I'm changing. I can feel it. My heart is, too.
Jonah is wrecking me and i haven't quite found the words to express how, yet.
I know I'm running, but I'm not sure if it's away from something, or to something bigger.
It's probably a combination of both. I am itching to do something meaningful. I have this passion in the pit of my stomach that i often mistake for anxiety. it's calling me to action but i'm not sure what kind.
and i want to be brave enough to answer the call.
I've been praying for someone or something to move me. To get under my skin enough for me to move. And i think Hosanna has been so powerful lately because
"heal my heart and make it clean, open up my eyes to the things unseen, show me how to love like you have loved me. break my heart for what breaks yours, everything i am for your kingdoms cause"
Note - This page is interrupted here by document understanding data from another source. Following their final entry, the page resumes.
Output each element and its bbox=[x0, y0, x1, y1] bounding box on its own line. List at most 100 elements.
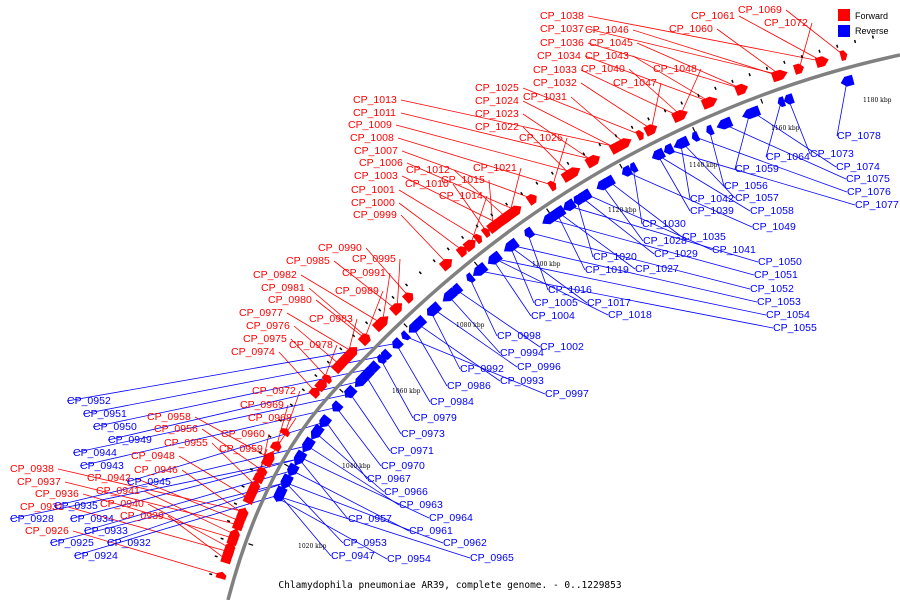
reverse-gene-arrow bbox=[604, 174, 616, 187]
reverse-connector bbox=[586, 194, 713, 251]
reverse-connector bbox=[709, 130, 725, 187]
reverse-gene-label: CP_0951 bbox=[83, 408, 127, 420]
kbp-tick-mark bbox=[760, 98, 764, 104]
forward-connector bbox=[587, 28, 781, 76]
intergenic-marker bbox=[663, 109, 667, 113]
reverse-gene-label: CP_0945 bbox=[127, 476, 171, 488]
forward-gene-arrow bbox=[402, 292, 414, 304]
reverse-connector bbox=[510, 246, 588, 304]
reverse-gene-arrow bbox=[287, 462, 300, 477]
kbp-tick-label: 1100 kbp bbox=[532, 261, 561, 268]
forward-gene-arrow bbox=[525, 194, 537, 206]
forward-gene-arrow bbox=[438, 258, 453, 272]
reverse-gene-label: CP_1018 bbox=[608, 309, 652, 321]
forward-connector bbox=[716, 28, 781, 76]
reverse-gene-label: CP_1075 bbox=[846, 173, 890, 185]
forward-connector bbox=[650, 82, 662, 130]
reverse-connector bbox=[694, 136, 848, 193]
intergenic-marker bbox=[520, 191, 524, 196]
intergenic-marker bbox=[404, 283, 409, 287]
reverse-gene-label: CP_0973 bbox=[401, 428, 445, 440]
forward-gene-label: CP_0983 bbox=[309, 313, 353, 325]
reverse-connector bbox=[529, 232, 751, 290]
forward-gene-label: CP_1001 bbox=[351, 184, 395, 196]
intergenic-marker bbox=[748, 73, 751, 77]
forward-gene-arrow bbox=[793, 63, 804, 75]
forward-gene-arrow bbox=[314, 379, 327, 393]
reverse-gene-arrow bbox=[747, 105, 762, 118]
intergenic-marker bbox=[731, 79, 734, 84]
reverse-connector bbox=[680, 143, 691, 200]
reverse-gene-arrow bbox=[380, 348, 393, 360]
intergenic-marker bbox=[490, 213, 494, 217]
reverse-gene-label: CP_0932 bbox=[107, 537, 151, 549]
reverse-connector bbox=[626, 171, 753, 228]
forward-connector bbox=[552, 137, 568, 186]
forward-connector bbox=[400, 112, 595, 161]
intergenic-marker bbox=[364, 321, 369, 325]
forward-gene-label: CP_1024 bbox=[475, 95, 519, 107]
reverse-gene-label: CP_1016 bbox=[548, 284, 592, 296]
forward-connector bbox=[401, 150, 533, 200]
reverse-connector bbox=[324, 420, 368, 480]
gene-labels: CP_0938CP_0937CP_0936CP_0931CP_0926CP_09… bbox=[10, 4, 899, 565]
forward-gene-arrow bbox=[472, 233, 483, 245]
reverse-gene-label: CP_1051 bbox=[754, 269, 798, 281]
forward-connector bbox=[522, 87, 641, 136]
forward-gene-label: CP_0985 bbox=[286, 255, 330, 267]
reverse-gene-arrow bbox=[840, 74, 855, 87]
forward-gene-label: CP_0975 bbox=[243, 333, 287, 345]
reverse-connector bbox=[291, 470, 410, 532]
reverse-gene-label: CP_1042 bbox=[690, 193, 734, 205]
reverse-gene-label: CP_0925 bbox=[50, 537, 94, 549]
reverse-gene-label: CP_1035 bbox=[682, 231, 726, 243]
reverse-gene-arrow bbox=[466, 272, 476, 283]
reverse-connector bbox=[66, 342, 398, 402]
kbp-tick-label: 1180 kbp bbox=[863, 97, 892, 104]
reverse-connector bbox=[509, 246, 535, 304]
reverse-gene-label: CP_0947 bbox=[331, 550, 375, 562]
forward-gene-label: CP_1014 bbox=[439, 190, 483, 202]
reverse-connector bbox=[734, 113, 750, 170]
forward-gene-arrow bbox=[321, 374, 332, 385]
reverse-connector bbox=[568, 205, 759, 263]
forward-gene-label: CP_0989 bbox=[335, 285, 379, 297]
intergenic-marker bbox=[249, 468, 254, 471]
forward-gene-label: CP_1072 bbox=[764, 17, 808, 29]
intergenic-marker bbox=[432, 259, 436, 263]
forward-connector bbox=[398, 189, 479, 239]
reverse-connector bbox=[413, 327, 448, 387]
genome-backbone-arc bbox=[226, 53, 900, 600]
forward-connector bbox=[452, 183, 487, 233]
forward-gene-label: CP_1036 bbox=[540, 37, 584, 49]
reverse-gene-arrow bbox=[452, 282, 464, 295]
intergenic-marker bbox=[783, 60, 786, 65]
reverse-gene-label: CP_1017 bbox=[587, 297, 631, 309]
reverse-gene-arrow bbox=[392, 337, 404, 349]
forward-gene-label: CP_0995 bbox=[352, 253, 396, 265]
forward-connector bbox=[167, 515, 227, 560]
reverse-connector bbox=[469, 278, 498, 337]
intergenic-marker bbox=[582, 152, 586, 156]
forward-gene-arrow bbox=[560, 169, 577, 183]
forward-connector bbox=[522, 100, 616, 149]
reverse-gene-arrow bbox=[273, 491, 285, 500]
forward-gene-arrow bbox=[220, 556, 232, 565]
reverse-gene-label: CP_0949 bbox=[108, 434, 152, 446]
intergenic-marker bbox=[378, 308, 382, 312]
forward-gene-arrow bbox=[500, 210, 516, 224]
intergenic-marker bbox=[680, 101, 684, 105]
reverse-connector bbox=[404, 335, 546, 395]
reverse-connector bbox=[558, 212, 636, 270]
forward-connector bbox=[509, 167, 522, 216]
forward-connector bbox=[285, 390, 301, 432]
forward-gene-label: CP_0948 bbox=[131, 450, 175, 462]
forward-gene-label: CP_0946 bbox=[134, 464, 178, 476]
reverse-connector bbox=[315, 432, 385, 493]
reverse-gene-arrow bbox=[554, 205, 566, 218]
intergenic-marker bbox=[226, 519, 231, 523]
reverse-gene-label: CP_0928 bbox=[10, 513, 54, 525]
reverse-gene-arrow bbox=[563, 198, 577, 211]
intergenic-marker bbox=[697, 93, 700, 98]
forward-gene-label: CP_1033 bbox=[533, 64, 577, 76]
has never been more real to me. ever.
so...my heart is being broken, at the same time it's being healed.
and surrendering to that kind of heart breaking power is scary, and i have to light my house on fire and burn it to the ground and let Jesus rebuild it his way.
and that's real scary. But i think i'm ready.
i have nothing to lose and everything to gain. so game on. let's love like Jesus and let's see where it takes us.
Today as i lead community prayer, as i stood in front of the people who have loved me the last four years, as i tried to not completely come unglued, i felt the spirit move in a way i haven't in a long time. but i'm not sure it had anything to do with the space, or people.
I'm giving my heart back. kind of. actually i don't even know what that means...but it makes sense in my head.
anyway with all this emotion swirling around, my head steps in and is like.....no. you gotta be smarter. you gotta protect your heart better. you can't go all in again, looks what it's done to you.
But all in is the only way i know how to do anything.
And I would argue, that "what its done" has made me a better person...maybe...the jury is still out on that, you'd have to ask my people, and i'm sure you'd get mixed review.
i'm probably working at a C+....i have a ways to go.
i am just convinced that life doesn't mean to break your heart....or maybe that's the point.